Descendre au restau à vélo
Une fois l'avion parqué et sécurisé avec tout ce vent, direction les vélos de l'aéroport. C’est vraiment le "bon plan" pour varier les plaisirs une fois au sol ! Au lieu de piquer directement vers la plage du Touquet comme à mon habitude, j'ai mis le cap plus au sud via les pistes cyclables. Une balade très agréable qui traverse la forêt et les dunes, passant par Stella-Plage pour finalement atteindre Merlimont.
Pause restau à Merlimont
Le but de la sortie était le restaurant "Sur Mer". Situé face à la plage, c'est l'endroit idéal pour déconnecter avant de reprendre les airs. La cuisine est simple et excellente. Le cadre parfait pour un déjeuner.
Le Retour
Après ce moment de détente, retour vers le terrain pour reprendre le chemin de Saint-Cyr.
En résumé : Une petite navigation (même si l'avion connait la route tout seul), de la radio en anglais pour l'entraînement, du vent de travers, un peu de sport à vélo, une sympathique table et une arrivée parallèle à St-Cyr. La vie de pilote-du-dimanche, quoi !
19.4.26
Cosne et Auxerre : Aérodej, restaurant et Nav’ entre amis
Il y a des journées où tout s'aligne : (presque) la météo, la machine et les copains. Pour cette nouvelle virée, on quitte le bitume de Toussus-le-Noble pour une boucle gourmande et aéronautique direction le Berry et la Bourgogne.

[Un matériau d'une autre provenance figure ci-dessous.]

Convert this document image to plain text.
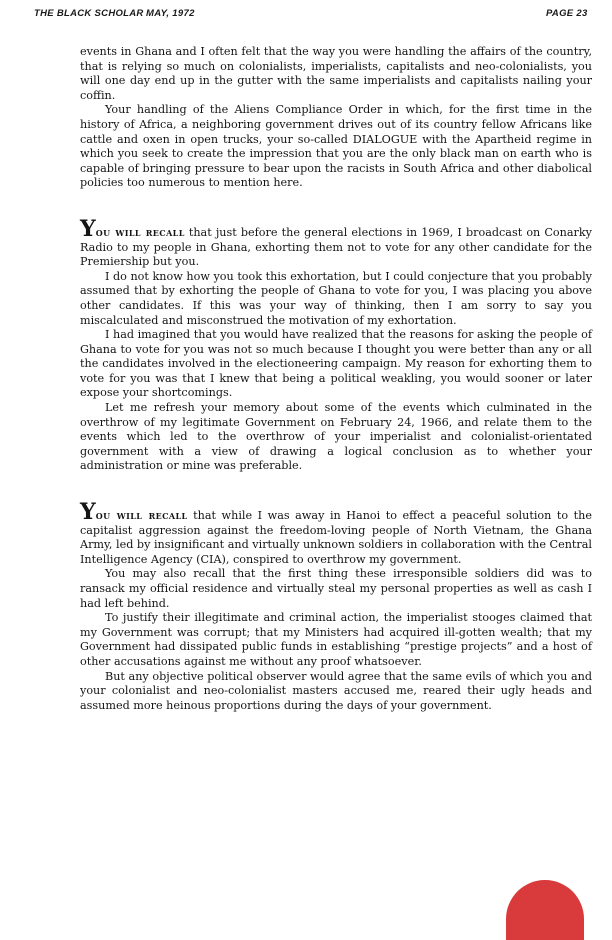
THE BLACK SCHOLAR MAY, 1972	PAGE 23

events in Ghana and I often felt that the way you were handling the affairs of the country, that is relying so much on colonialists, imperialists, capitalists and neo-colonialists, you will one day end up in the gutter with the same imperialists and capitalists nailing your coffin.

Your handling of the Aliens Compliance Order in which, for the first time in the history of Africa, a neighboring government drives out of its country fellow Africans like cattle and oxen in open trucks, your so-called DIALOGUE with the Apartheid regime in which you seek to create the impression that you are the only black man on earth who is capable of bringing pressure to bear upon the racists in South Africa and other diabolical policies too numerous to mention here.

You will recall that just before the general elections in 1969, I broadcast on Conarky Radio to my people in Ghana, exhorting them not to vote for any other candidate for the Premiership but you.

I do not know how you took this exhortation, but I could conjecture that you probably assumed that by exhorting the people of Ghana to vote for you, I was placing you above other candidates. If this was your way of thinking, then I am sorry to say you miscalculated and misconstrued the motivation of my exhortation.

I had imagined that you would have realized that the reasons for asking the people of Ghana to vote for you was not so much because I thought you were better than any or all the candidates involved in the electioneering campaign. My reason for exhorting them to vote for you was that I knew that being a political weakling, you would sooner or later expose your shortcomings.

Let me refresh your memory about some of the events which culminated in the overthrow of my legitimate Government on February 24, 1966, and relate them to the events which led to the overthrow of your imperialist and colonialist-orientated government with a view of drawing a logical conclusion as to whether your administration or mine was preferable.

You will recall that while I was away in Hanoi to effect a peaceful solution to the capitalist aggression against the freedom-loving people of North Vietnam, the Ghana Army, led by insignificant and virtually unknown soldiers in collaboration with the Central Intelligence Agency (CIA), conspired to overthrow my government.

You may also recall that the first thing these irresponsible soldiers did was to ransack my official residence and virtually steal my personal properties as well as cash I had left behind.

To justify their illegitimate and criminal action, the imperialist stooges claimed that my Government was corrupt; that my Ministers had acquired ill-gotten wealth; that my Government had dissipated public funds in establishing “prestige projects” and a host of other accusations against me without any proof whatsoever.

But any objective political observer would agree that the same evils of which you and your colonialist and neo-colonialist masters accused me, reared their ugly heads and assumed more heinous proportions during the days of your government.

Au programme : un réveil en douceur à Toussus où la météo prends son temps pour lever puis direction à Cosne-sur-Loire pour le petit-déjeuner, ensuite un déjeuner à Auxerre et un retour piloté par Florent. Attachez vos ceintures, je vous emmène en cockpit !
Étape 1 : Le réveil des sens à Cosne-sur-Loire (LFGH)
Rien de tel qu'un Aérodej pour motiver un décollage matinal. Un aérodej, c'est un club ou une plateforme qui clame à qui veut l'entendre "Passionnés d'aviation, viendez, on vous offre le petit déj !". On finit par poser les roues à Cosne (LFGH), plateforme que je connais bien, pour partager un café-croissant avec la d'autres passionnés. Esprit de l’aviation légère et aéroclub : le plaisir de se retrouver autour d’une passion commune (et d’un bon buffet). Comme le brouillard tarde à se lever à Toussus, on arrive pour la fin, dans la foule des départs.
Étape 2 : Stop à Auxerre, avant de rentrer par le sud vers Toussus
Après avoir fait le plein de convivialité, direction Auxerre Branches (LFLA). Pourquoi ? Parce qu'il y a un restaurant sur place et que cela fait très longtemps que ni moi, ni Florent n'y sommes allés. Notre dernier souvenir là-bas date du BFR que nous avions réalisé pour le tout premier Farwest! C'était en Septembre 2008. C'était Florent qui avait trouvé ce 172 à louer.